33. [AWS] Launch EMR Cluster and Notebook

Launch EMR Cluster and Notebook

Follow the instructions below to launch your EMR cluster and notebook.

Step 1: Configure your cluster with the following settings:

  • Release: emr-5.20.0 or later
  • Applications: Spark: Spark 2.4.0 on Hadoop 2.8.5 YARN with Ganglia 3.7.2 and Zeppelin 0.8.0
  • Instance type: m3.xlarge
  • Number of instance: 3
  • EC2 key pair: Proceed without an EC2 key pair or feel free to use one if you'd like

You can keep the remaining default setting and click "Create cluster" on the bottom right.

Step 2: Wait for Cluster "Waiting" Status

Once you create the cluster, you'll see a status next to your cluster name that says Starting. Wait a short time for this status to change to Waiting before moving on to the next step.

Step 3: Create Notebook

Now that you launched your cluster successfully, let's create a notebook to run Spark on that cluster.

Select "Notebooks" in the menu on the left, and click the "Create notebook" button.

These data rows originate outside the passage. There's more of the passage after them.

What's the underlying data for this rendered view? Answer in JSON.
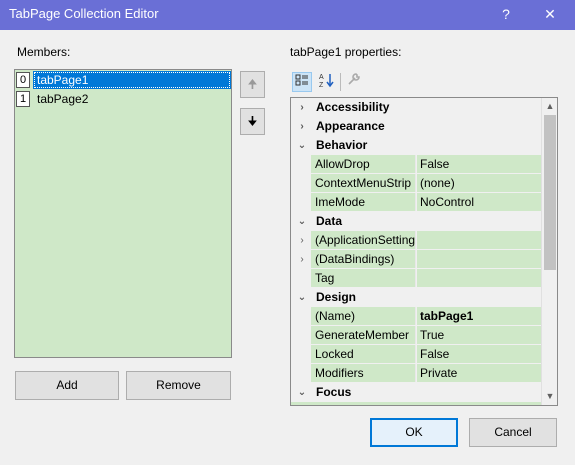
{
  "window": {
    "title": "TabPage Collection Editor",
    "help": "?",
    "close": "✕"
  },
  "members": {
    "label": "Members:",
    "items": [
      {
        "index": "0",
        "name": "tabPage1",
        "selected": true
      },
      {
        "index": "1",
        "name": "tabPage2",
        "selected": false
      }
    ],
    "up_glyph": "🠉",
    "down_glyph": "🠋",
    "add_label": "Add",
    "remove_label": "Remove"
  },
  "properties": {
    "label": "tabPage1 properties:",
    "toolbar": {
      "categorized_icon": "categorized-icon",
      "alphabetical_icon": "alphabetical-icon",
      "property_pages_icon": "wrench-icon"
    },
    "rows": [
      {
        "kind": "cat",
        "name": "Accessibility",
        "expanded": false
      },
      {
        "kind": "cat",
        "name": "Appearance",
        "expanded": false
      },
      {
        "kind": "cat",
        "name": "Behavior",
        "expanded": true
      },
      {
        "kind": "prop",
        "name": "AllowDrop",
        "value": "False"
      },
      {
        "kind": "prop",
        "name": "ContextMenuStrip",
        "value": "(none)"
      },
      {
        "kind": "prop",
        "name": "ImeMode",
        "value": "NoControl"
      },
      {
        "kind": "cat",
        "name": "Data",
        "expanded": true
      },
      {
        "kind": "prop",
        "name": "(ApplicationSettings)",
        "value": "",
        "expandable": true
      },
      {
        "kind": "prop",
        "name": "(DataBindings)",
        "value": "",
        "expandable": true
      },
      {
        "kind": "prop",
        "name": "Tag",
        "value": ""
      },
      {
        "kind": "cat",
        "name": "Design",
        "expanded": true
      },
      {
        "kind": "prop",
        "name": "(Name)",
        "value": "tabPage1",
        "bold": true
      },
      {
        "kind": "prop",
        "name": "GenerateMember",
        "value": "True"
      },
      {
        "kind": "prop",
        "name": "Locked",
        "value": "False"
      },
      {
        "kind": "prop",
        "name": "Modifiers",
        "value": "Private"
      },
      {
        "kind": "cat",
        "name": "Focus",
        "expanded": true
      }
    ]
  },
  "buttons": {
    "ok": "OK",
    "cancel": "Cancel"
  }
}
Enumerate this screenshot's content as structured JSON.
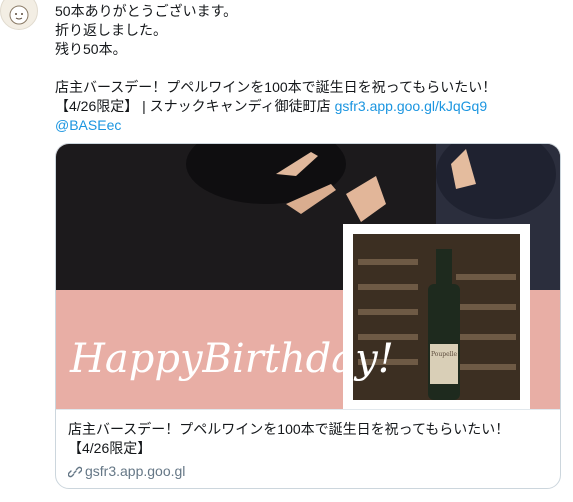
{
  "tweet": {
    "lines": [
      "50本ありがとうございます。",
      "折り返しました。",
      "残り50本。"
    ],
    "body_text": "店主バースデー！プペルワインを100本で誕生日を祝ってもらいたい！",
    "body_line2": "【4/26限定】 | スナックキャンディ御徒町店 ",
    "link_url": "gsfr3.app.goo.gl/kJqGq9",
    "mention": "@BASEec"
  },
  "card": {
    "title_line1": "店主バースデー！プペルワインを100本で誕生日を祝ってもらいたい！",
    "title_line2": "【4/26限定】",
    "domain": "gsfr3.app.goo.gl",
    "banner_text": "HappyBirthday!",
    "bottle_label": "Poupelle"
  },
  "colors": {
    "link": "#1b95e0",
    "banner_pink": "#e8aea5",
    "border": "#ccd6dd",
    "secondary_text": "#657786"
  },
  "icons": {
    "avatar": "avatar-illustration",
    "domain_link": "link-icon"
  }
}
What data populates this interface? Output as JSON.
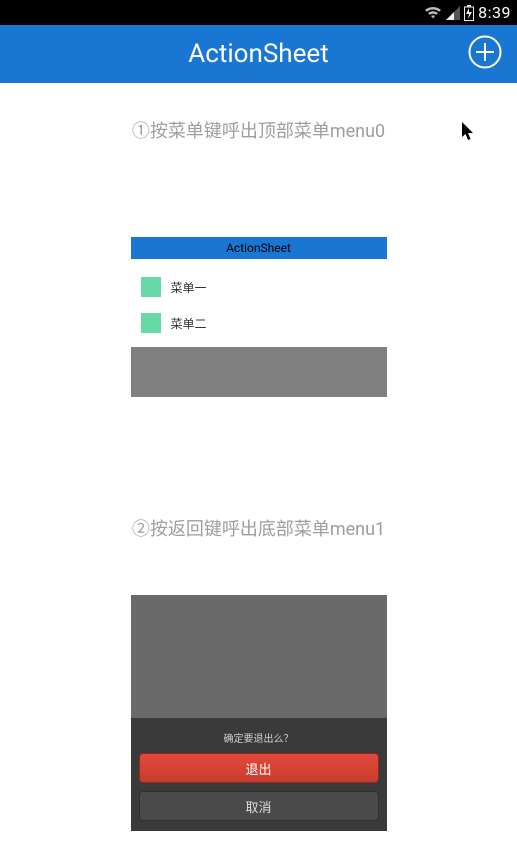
{
  "status": {
    "time": "8:39"
  },
  "appbar": {
    "title": "ActionSheet"
  },
  "section1": {
    "title": "①按菜单键呼出顶部菜单menu0",
    "header": "ActionSheet",
    "items": [
      {
        "label": "菜单一"
      },
      {
        "label": "菜单二"
      }
    ]
  },
  "section2": {
    "title": "②按返回键呼出底部菜单menu1",
    "sheet": {
      "prompt": "确定要退出么？",
      "exit": "退出",
      "cancel": "取消"
    }
  }
}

Step 4: Configure your notebook

  • Enter a name for your notebook
  • Select "Choose an existing cluster" and choose the cluster you just created
  • Use the default setting for "AWS service role" - this should be "EMR_Notebooks_DefaultRole" or "Create default role" if you haven't done this before.

You can keep the remaining default settings and click "Create notebook" on the bottom right.

Step 5: Wait for Notebook "Ready" Status, Then Open

Once you create an EMR notebook, you'll need to wait a short time before the notebook status changes from Starting or Pending to Ready. Once your notebook status is Ready, click the "Open" button to open the notebook.

Start Coding!

Now you can run Spark code for your project in this notebook, which EMR will run on your cluster. In the next page, you'll find starter code to create a spark session and read in the full 12GB dataset for the DSND Capstone project.

Download Notebook

When you are finished with your notebook, click File > Download as > Notebook to download it to your computer. On your local computer, create a git repository including this notebook and a README file. Submit the URL to your github repository to submit this project. See more details in the Sparkify Project Overview page.

For more information on EMR notebooks, click here.

Pricing - Be Careful!

From this point on, AWS will charge you for running your EMR cluster. See details on this and how to manage your resources to avoid unexpected costs in the "Managing Resources" section at the end of this lesson.